Fue este acontecimiento, por lo que respecta á la política interna del país, un poderoso auxilio para el régimen porfirista, puesto que aparte de exaltar los sentimientos patrióticos del pueblo, consolidó las relaciones mexiconorteamericanas, que si no postradas, seguramente estaban resentidas moralmente después de la entrevista de los presidentes Porfirio Díaz y William H. Taft, cuando éste debió advertir el estado valetudinario del gobernante mexicano y las censuras que la propia prensa de Estados Unidos dirigía a don Porfirio llamándole dictador sempiterno.

Tan señalados fueron, en efecto, los temores abrigados por el gobierno noramericano respecto a la ineptitud física del general Díaz, que el presidente de Estados Unidos mandó a Henry Lane Wilson, individuo conocido por su agresividad, sus disposiciones de mando y su fanatismo democrático, como embajador del gobierno norteamericano en México.

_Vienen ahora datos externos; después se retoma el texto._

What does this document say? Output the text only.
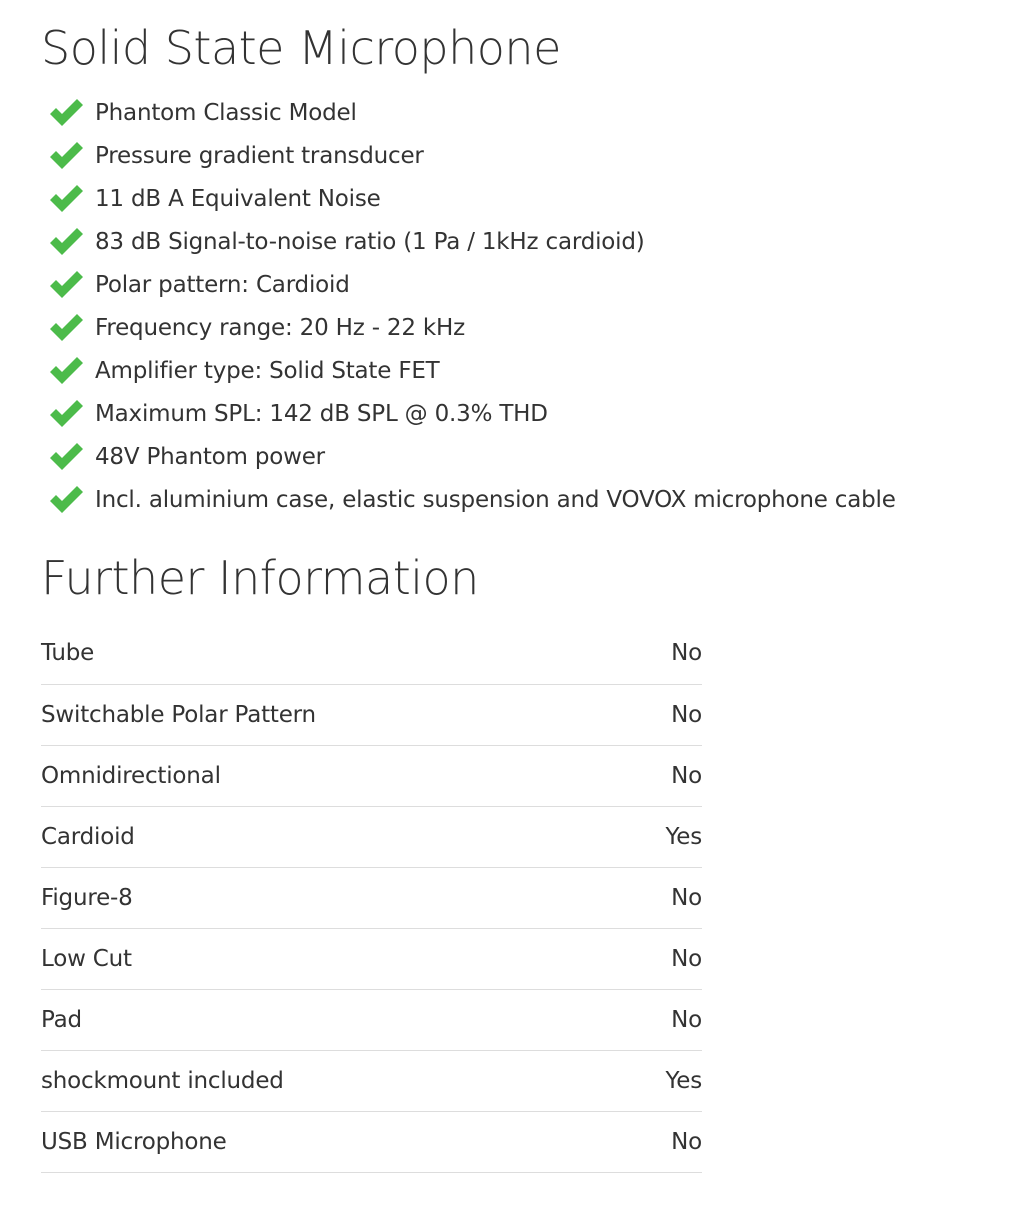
Solid State Microphone
Phantom Classic Model
Pressure gradient transducer
11 dB A Equivalent Noise
83 dB Signal-to-noise ratio (1 Pa / 1kHz cardioid)
Polar pattern: Cardioid
Frequency range: 20 Hz - 22 kHz
Amplifier type: Solid State FET
Maximum SPL: 142 dB SPL @ 0.3% THD
48V Phantom power
Incl. aluminium case, elastic suspension and VOVOX microphone cable
Further Information
Tube	No
Switchable Polar Pattern	No
Omnidirectional	No
Cardioid	Yes
Figure-8	No
Low Cut	No
Pad	No
shockmount included	Yes
USB Microphone	No
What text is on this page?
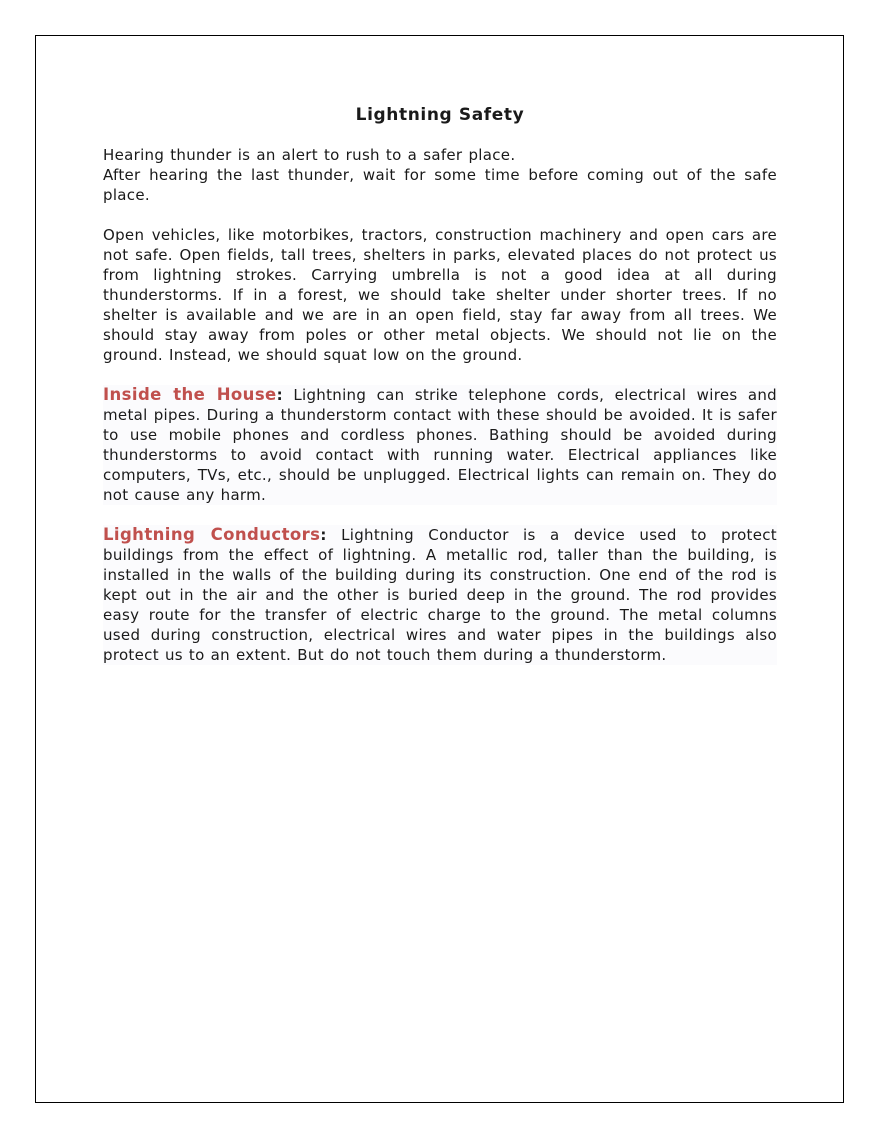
Lightning Safety

Hearing thunder is an alert to rush to a safer place.

After hearing the last thunder, wait for some time before coming out of the safe place.

Open vehicles, like motorbikes, tractors, construction machinery and open cars are not safe. Open fields, tall trees, shelters in parks, elevated places do not protect us from lightning strokes. Carrying umbrella is not a good idea at all during thunderstorms. If in a forest, we should take shelter under shorter trees. If no shelter is available and we are in an open field, stay far away from all trees. We should stay away from poles or other metal objects. We should not lie on the ground. Instead, we should squat low on the ground.

Inside the House: Lightning can strike telephone cords, electrical wires and metal pipes. During a thunderstorm contact with these should be avoided. It is safer to use mobile phones and cordless phones. Bathing should be avoided during thunderstorms to avoid contact with running water. Electrical appliances like computers, TVs, etc., should be unplugged. Electrical lights can remain on. They do not cause any harm.

Lightning Conductors: Lightning Conductor is a device used to protect buildings from the effect of lightning. A metallic rod, taller than the building, is installed in the walls of the building during its construction. One end of the rod is kept out in the air and the other is buried deep in the ground. The rod provides easy route for the transfer of electric charge to the ground. The metal columns used during construction, electrical wires and water pipes in the buildings also protect us to an extent. But do not touch them during a thunderstorm.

Eran esos días, aquellos en los cuales empezaban a dilatarse continentalmente, ya no los intereses políticos o militares de Estados Unidos, sino los intereses capitalistas e inversionistas que entraban a los pueblos americanos de habla lusoespañola con derechos de favorecidos, toda vez que no existía ninguna legislación protectora contra los grandes intereses de potencia alguna, con lo cual, como era de consecuente razón, se prestaba si no a abusos de intencionalidad, sí a disgustos de las grandes masas populares tan sensibles frente a los poderíos; a disgustos, principalmente, de los medioilustrados, siempre hechos a los excesos emotivos.

Esto no obstante, el gobierno de Washington, si de un lado desistía de cualquier negocio con los países continentales conexivo a cesiones o concesiones territoriales, de otro lado, creyó que el tema central de su diplomacia debería consistir, no en coordinar los bienes humanos de los países centro y sudamericanos, lo cual hubiese producido un bienestar general en el Hemisferio, sino en proteger, sobre cualquier otro negocio, el establecimiento y progreso, a lo largo y ancho del Continente, de los intereses económicos de Estados Unidos.

Tan ajena a la diplomacia del dólar, y a las consecuencias que ésta podría producir, estaba la diplomacia mexicana, que en vez de atajar esa política de proteccionismo económico exterior que seguía el gobierno de la Casa Blanca, puso sobre la mesa del departamento de Estado Norteamericano, junto con los permisos para el uso de las bahías de Magdalena y Pichilingue, el negocio del Chamizal y el concerniente a las aguas del río Colorado.

Así y todo, si esa política hacia Estados Unidos no desmejoró las relaciones entre los dos países, sí dio lugar a desconfianzas mutuas; ahora que el gobierno de Estados Unidos no titubeó para acceder a los deseos del de México, cuando éste pidió ayuda a las autoridades norteamericanas, tanto para perseguir a los revolucionarios mexicanos asilados en Texas, California y Arizona, como para cerrar el paso de la frontera a los abastecimientos de guerra que estaban recibiendo los maderistas de las fábricas de armamentos de Estados Unidos.